Method		Precision (%)	Recall (%)	F1-Score (%)
BiLSTM (detection) BiLSTM+CRF(NER)	Cyber threat detection	95.9	95.9	95.9
	NER	91.6	93.4	92.5
BiLSTM (detection) IDCNN+CRF(NER)	Cyber threat detection	95.7	95.7	95.7
	NER	91.6	94.7	93.2
BiLSTM (detection) BiLSTM+IDCNN+CRF(NER)	Cyber threat detection	96.6	96.6	96.6
	NER	92.4	95.4	93.8

, and our proposed model performed better; moreover, compared with the single task, the multi-task learning can effectively improve the f1-score of NER task when the f1-score of cyber threat detection task is roughly unchanged. At the same time, we also feed our model with the data in [39], the dataset has 11,073 cybersecurity-related tweets, and the entity has been labeled. As shown in

Table 6. The results of the multi-task using data in [39].

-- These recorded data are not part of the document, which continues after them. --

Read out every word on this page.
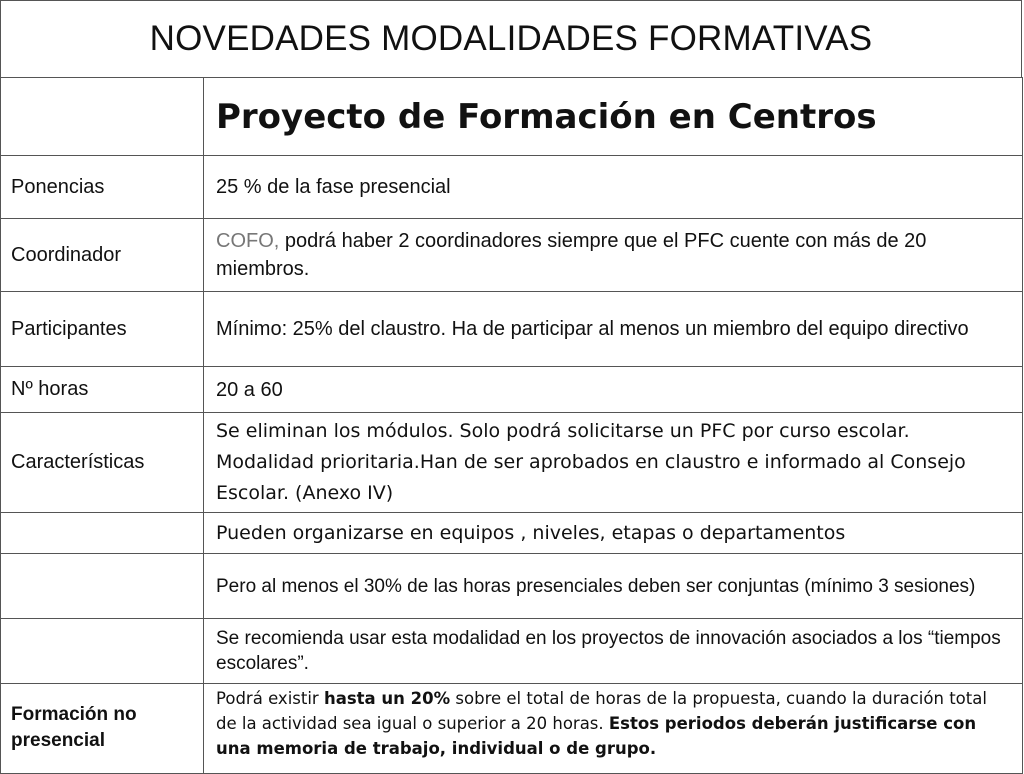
NOVEDADES MODALIDADES FORMATIVAS
	Proyecto de Formación en Centros
Ponencias	25 % de la fase presencial
Coordinador	COFO, podrá haber 2 coordinadores siempre que el PFC cuente con más de 20 miembros.
Participantes	Mínimo: 25% del claustro. Ha de participar al menos un miembro del equipo directivo
Nº horas	20 a 60
Características	Se eliminan los módulos. Solo podrá solicitarse un PFC por curso escolar. Modalidad prioritaria.Han de ser aprobados en claustro e informado al Consejo Escolar. (Anexo IV)
	Pueden organizarse en equipos , niveles, etapas o departamentos
	Pero al menos el 30% de las horas presenciales deben ser conjuntas (mínimo 3 sesiones)
	Se recomienda usar esta modalidad en los proyectos de innovación asociados a los “tiempos escolares”.
Formación no presencial	Podrá existir hasta un 20% sobre el total de horas de la propuesta, cuando la duración total de la actividad sea igual o superior a 20 horas. Estos periodos deberán justificarse con una memoria de trabajo, individual o de grupo.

Method		Precision (%)	Recall (%)	F1-Score (%)
WordRNN + CharRNN [39]	Cyber threat detection	-	-	92.2
	NER	-	-	94.0
Our method	Cyber threat detection	95.1	97.4	96.2
	NER	94.1	94.0	94.1

, the results showed that the indicators improved to a certain extent using our method.

5. Discussion

In this paper, we focus on the two main tasks: detection of cyber threat events on tweets and the NER task. We conducted the related control experiments separately. Finally, we fused the two separate subtasks. The results show that the multitask model can achieve the effectiveness of two subtasks executed separately. That simplifies the complexity of using deep neural networks dramatically. At the same time, we demonstrate our proposed method’s performance by comparing multiple baseline methods, and results show that our proposed method has more outstanding performance. The use of Twitter is very active, and it is also essential to promptly detect new cybersecurity incidents. In the future, we will explore faster and more accurate ways to identify cyber threat events in tweets; we also will make further exploration of event detection and entity recognition to extract the specific cyber threat events from tweets.